It is officially no longer socially acceptable for first-year students to not know how to do laundry, experts say. Furthermore, additional studies show that the students who have not learned how to do laundry by Thanksgiving Break will remain unable to do so for the rest of their lives.
“Mid-November is usually considered the end of the transition period for many first-years,” a Holy Cross RA reports. “They’ve been here awhile, so they should have picked up the basics like microwaving ramen, or holding a shower caddy by now. I mean, people are already enrolled in their classes for next semester. People are looking ahead. If you haven’t figured out how to wash your clothes at this point, that’s just embarrassing.”
It is precisely this stigma of shame that prevents the laundry-ignorant from ever attaining the domestic skill. Students are too afraid to ask their more well-rounded counterparts for assistance for fear of judgment, nor can they—God forbid—let their mothers know they have still never washed their own clothes.
The Eggplant was able to interview one of these unlearned students to try and understand how someone could have gotten away with not doing their own laundry for over two months. The student asked that his identity be kept anonymous for obvious reasons. “I never meant for it to get this bad,” he reported through frequent pit-sniffs. “It’s not like I came to college with the intention of never learning how to do laundry. It’s just that I never really had to up until now. My mom visited three weeks in, and she threw a load in before we went out to lunch. Then I brought my dirty clothes home for her to do over October break. But man, this stretch between the October and Thanksgiving breaks has been brutal. I’m wearing last week’s Crusader as underwear. Oh shoot, I’ve gotta run, I need to reapply my Old Spice body spray before Spanish class.” Sources say that was his third application of body spray that day.

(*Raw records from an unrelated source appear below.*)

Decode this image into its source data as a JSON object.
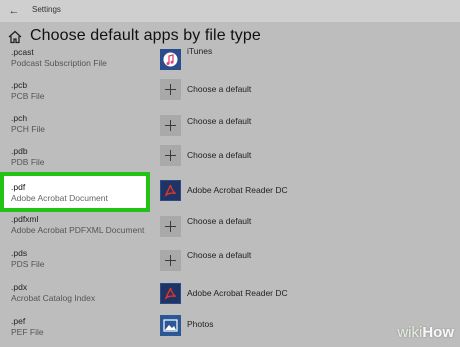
{
  "window": {
    "title": "Settings"
  },
  "page": {
    "title": "Choose default apps by file type"
  },
  "rows": [
    {
      "ext": ".pcast",
      "desc": "Podcast Subscription File",
      "app": "iTunes",
      "icon": "itunes-icon"
    },
    {
      "ext": ".pcb",
      "desc": "PCB File",
      "app": "Choose a default",
      "icon": "plus-icon"
    },
    {
      "ext": ".pch",
      "desc": "PCH File",
      "app": "Choose a default",
      "icon": "plus-icon"
    },
    {
      "ext": ".pdb",
      "desc": "PDB File",
      "app": "Choose a default",
      "icon": "plus-icon"
    },
    {
      "ext": ".pdf",
      "desc": "Adobe Acrobat Document",
      "app": "Adobe Acrobat Reader DC",
      "icon": "acrobat-icon",
      "highlighted": true
    },
    {
      "ext": ".pdfxml",
      "desc": "Adobe Acrobat PDFXML Document",
      "app": "Choose a default",
      "icon": "plus-icon"
    },
    {
      "ext": ".pds",
      "desc": "PDS File",
      "app": "Choose a default",
      "icon": "plus-icon"
    },
    {
      "ext": ".pdx",
      "desc": "Acrobat Catalog Index",
      "app": "Adobe Acrobat Reader DC",
      "icon": "acrobat-icon"
    },
    {
      "ext": ".pef",
      "desc": "PEF File",
      "app": "Photos",
      "icon": "photos-icon"
    }
  ],
  "colors": {
    "background": "#bdbdbd",
    "highlight_border": "#23c316",
    "acrobat_tile": "#1f3464",
    "plus_tile": "#a9a9a9"
  },
  "watermark": {
    "prefix": "wiki",
    "suffix": "How"
  }
}
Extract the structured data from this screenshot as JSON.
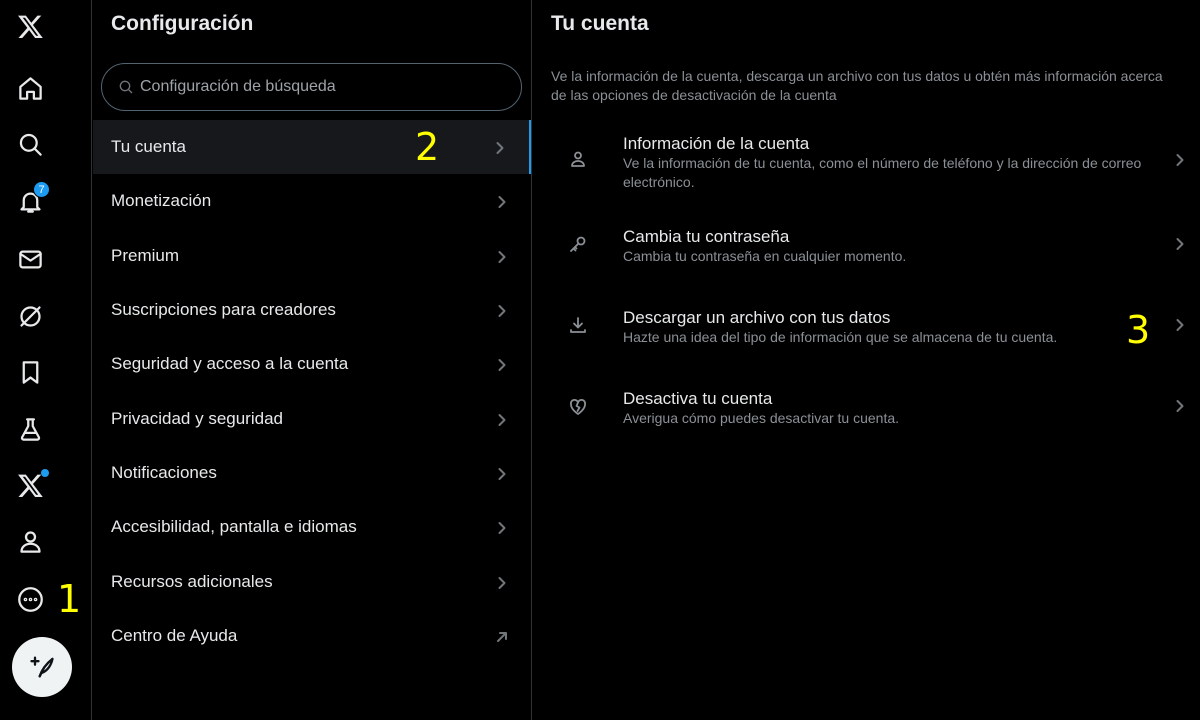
{
  "nav": {
    "items": [
      {
        "icon": "x-logo-icon"
      },
      {
        "icon": "home-icon"
      },
      {
        "icon": "search-icon"
      },
      {
        "icon": "bell-icon",
        "badge": "7"
      },
      {
        "icon": "mail-icon"
      },
      {
        "icon": "grok-icon"
      },
      {
        "icon": "bookmark-icon"
      },
      {
        "icon": "flask-icon"
      },
      {
        "icon": "x-premium-icon"
      },
      {
        "icon": "profile-icon"
      },
      {
        "icon": "more-icon"
      }
    ],
    "post_button_icon": "feather-plus-icon"
  },
  "annotations": {
    "one": "1",
    "two": "2",
    "three": "3"
  },
  "settings": {
    "title": "Configuración",
    "search_placeholder": "Configuración de búsqueda",
    "menu": [
      {
        "label": "Tu cuenta",
        "active": true
      },
      {
        "label": "Monetización"
      },
      {
        "label": "Premium"
      },
      {
        "label": "Suscripciones para creadores"
      },
      {
        "label": "Seguridad y acceso a la cuenta"
      },
      {
        "label": "Privacidad y seguridad"
      },
      {
        "label": "Notificaciones"
      },
      {
        "label": "Accesibilidad, pantalla e idiomas"
      },
      {
        "label": "Recursos adicionales"
      },
      {
        "label": "Centro de Ayuda",
        "external": true
      }
    ]
  },
  "account": {
    "title": "Tu cuenta",
    "description": "Ve la información de la cuenta, descarga un archivo con tus datos u obtén más información acerca de las opciones de desactivación de la cuenta",
    "items": [
      {
        "icon": "person-icon",
        "title": "Información de la cuenta",
        "subtitle": "Ve la información de tu cuenta, como el número de teléfono y la dirección de correo electrónico."
      },
      {
        "icon": "key-icon",
        "title": "Cambia tu contraseña",
        "subtitle": "Cambia tu contraseña en cualquier momento."
      },
      {
        "icon": "download-icon",
        "title": "Descargar un archivo con tus datos",
        "subtitle": "Hazte una idea del tipo de información que se almacena de tu cuenta."
      },
      {
        "icon": "broken-heart-icon",
        "title": "Desactiva tu cuenta",
        "subtitle": "Averigua cómo puedes desactivar tu cuenta."
      }
    ]
  },
  "colors": {
    "background": "#000000",
    "accent": "#1d9bf0",
    "annotation": "#ffff00",
    "text_primary": "#e7e9ea",
    "text_secondary": "#8b9096"
  }
}
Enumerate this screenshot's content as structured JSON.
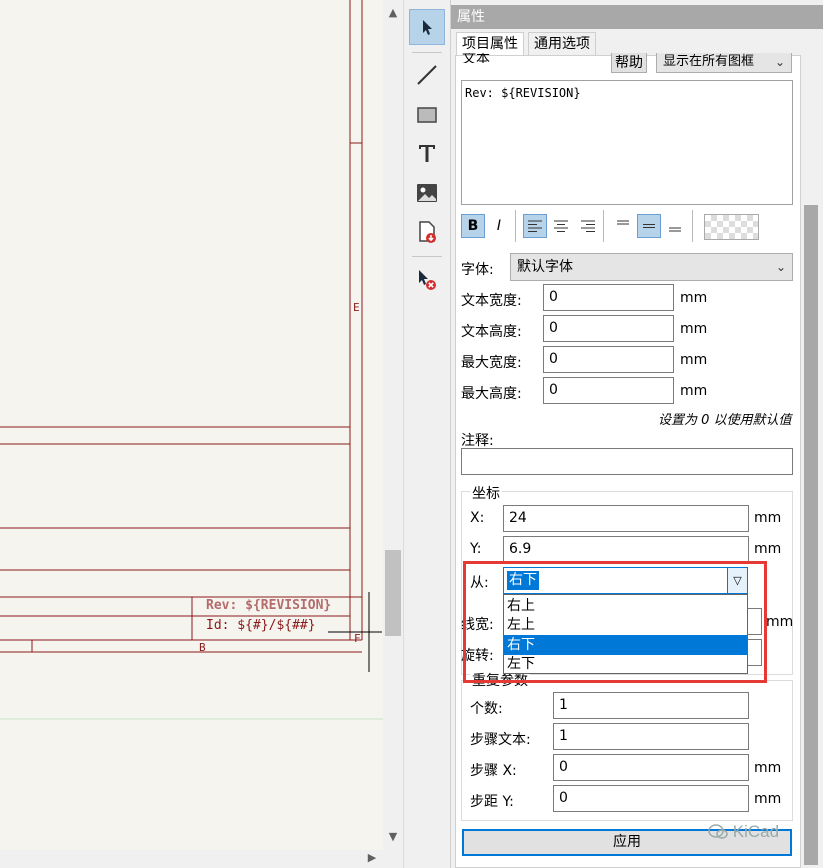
{
  "canvas": {
    "zone_e": "E",
    "zone_f": "F",
    "zone_b": "B",
    "titleblock_rev": "Rev: ${REVISION}",
    "titleblock_id": "Id: ${#}/${##}"
  },
  "panel": {
    "title": "属性",
    "tabs": [
      "项目属性",
      "通用选项"
    ],
    "text_label": "文本",
    "help_button": "帮助",
    "visibility_combo": "显示在所有图框",
    "text_value": "Rev: ${REVISION}",
    "format": {
      "bold": "B",
      "italic": "I"
    },
    "font_label": "字体:",
    "font_value": "默认字体",
    "text_width_label": "文本宽度:",
    "text_width_value": "0",
    "text_height_label": "文本高度:",
    "text_height_value": "0",
    "max_width_label": "最大宽度:",
    "max_width_value": "0",
    "max_height_label": "最大高度:",
    "max_height_value": "0",
    "unit": "mm",
    "hint": "设置为 0 以使用默认值",
    "comment_label": "注释:",
    "comment_value": "",
    "coords_group": "坐标",
    "x_label": "X:",
    "x_value": "24",
    "y_label": "Y:",
    "y_value": "6.9",
    "from_label": "从:",
    "from_selected": "右下",
    "from_options": [
      "右上",
      "左上",
      "右下",
      "左下"
    ],
    "line_width_label": "线宽:",
    "rotation_label": "旋转:",
    "repeat_group": "重复参数",
    "count_label": "个数:",
    "count_value": "1",
    "step_text_label": "步骤文本:",
    "step_text_value": "1",
    "step_x_label": "步骤 X:",
    "step_x_value": "0",
    "step_y_label": "步距 Y:",
    "step_y_value": "0",
    "apply_button": "应用",
    "watermark": "KiCad"
  }
}
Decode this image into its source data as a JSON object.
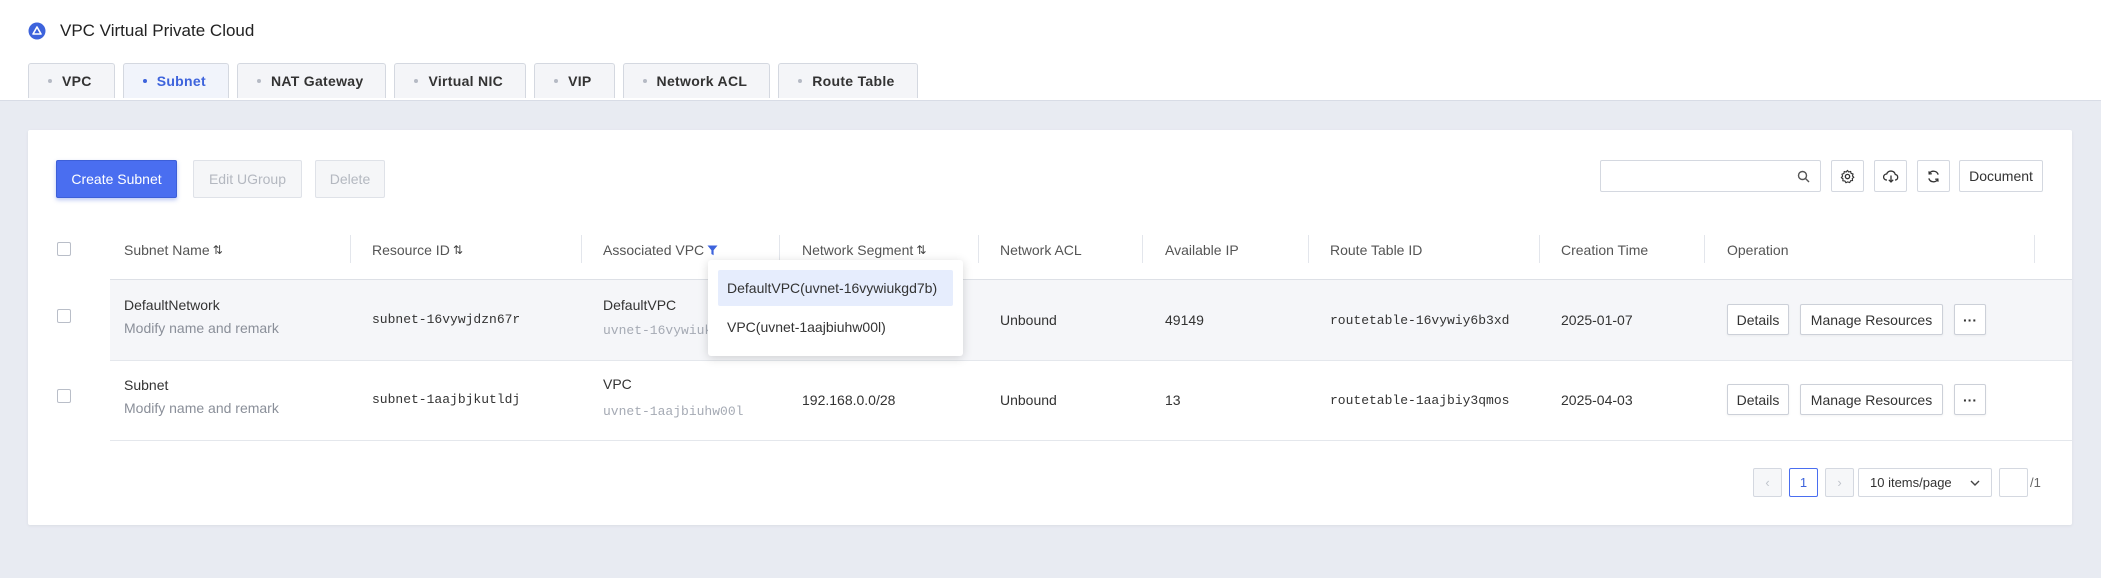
{
  "app": {
    "title": "VPC Virtual Private Cloud"
  },
  "tabs": [
    {
      "label": "VPC",
      "active": false
    },
    {
      "label": "Subnet",
      "active": true
    },
    {
      "label": "NAT Gateway",
      "active": false
    },
    {
      "label": "Virtual NIC",
      "active": false
    },
    {
      "label": "VIP",
      "active": false
    },
    {
      "label": "Network ACL",
      "active": false
    },
    {
      "label": "Route Table",
      "active": false
    }
  ],
  "toolbar": {
    "create_label": "Create Subnet",
    "edit_ugroup_label": "Edit UGroup",
    "delete_label": "Delete",
    "search_placeholder": "",
    "document_label": "Document"
  },
  "table": {
    "columns": {
      "name": "Subnet Name",
      "resource_id": "Resource ID",
      "vpc": "Associated VPC",
      "segment": "Network Segment",
      "acl": "Network ACL",
      "available_ip": "Available IP",
      "route_table": "Route Table ID",
      "created": "Creation Time",
      "operation": "Operation"
    },
    "rows": [
      {
        "name": "DefaultNetwork",
        "remark": "Modify name and remark",
        "resource_id": "subnet-16vywjdzn67r",
        "vpc_name": "DefaultVPC",
        "vpc_id": "uvnet-16vywiukgd7b",
        "segment": "",
        "acl": "Unbound",
        "available_ip": "49149",
        "route_table": "routetable-16vywiy6b3xd",
        "created": "2025-01-07"
      },
      {
        "name": "Subnet",
        "remark": "Modify name and remark",
        "resource_id": "subnet-1aajbjkutldj",
        "vpc_name": "VPC",
        "vpc_id": "uvnet-1aajbiuhw00l",
        "segment": "192.168.0.0/28",
        "acl": "Unbound",
        "available_ip": "13",
        "route_table": "routetable-1aajbiy3qmos",
        "created": "2025-04-03"
      }
    ],
    "row_actions": {
      "details": "Details",
      "manage": "Manage Resources",
      "more": "···"
    }
  },
  "vpc_filter_dropdown": {
    "options": [
      {
        "label": "DefaultVPC(uvnet-16vywiukgd7b)",
        "selected": true
      },
      {
        "label": "VPC(uvnet-1aajbiuhw00l)",
        "selected": false
      }
    ]
  },
  "pagination": {
    "prev": "‹",
    "current_page": "1",
    "next": "›",
    "page_size": "10 items/page",
    "jump_value": "",
    "total_pages": "/1"
  },
  "colors": {
    "accent": "#4a6ef0",
    "background": "#e8ebf2"
  }
}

The Eggplant also interviewed a junior living in Carlin who reports that he is one of the students who missed the crucial laundry-learning period his first year. “I use the laundry service here and no one—literally no one—knows I can’t do laundry. It is my darkest secret. And it’s not easy work, keeping this lie up. Basically once every two weeks I very publicly and very loudly announce that I need to do laundry. I complain about how bad it’s getting for like, two days. Then, I make sure I am seen in or around the laundry room. This is crucial. I’ll walk by and stick my head in, like I’m checking on a machine. I’ll wait at a random machine with an empty laundry basket. I’ll make up laundry horror stories to tell my friends later. I put more time in maintaining this façade than my schoolwork.”
Inter-House Council has asked us to remind readers that unopened detergent and dryer sheets can be donated to their residence halls’ Thanksgiving Baskets.
At press time, the Worcester Wal-Mart reported a spike in Fabric Febreze purchases.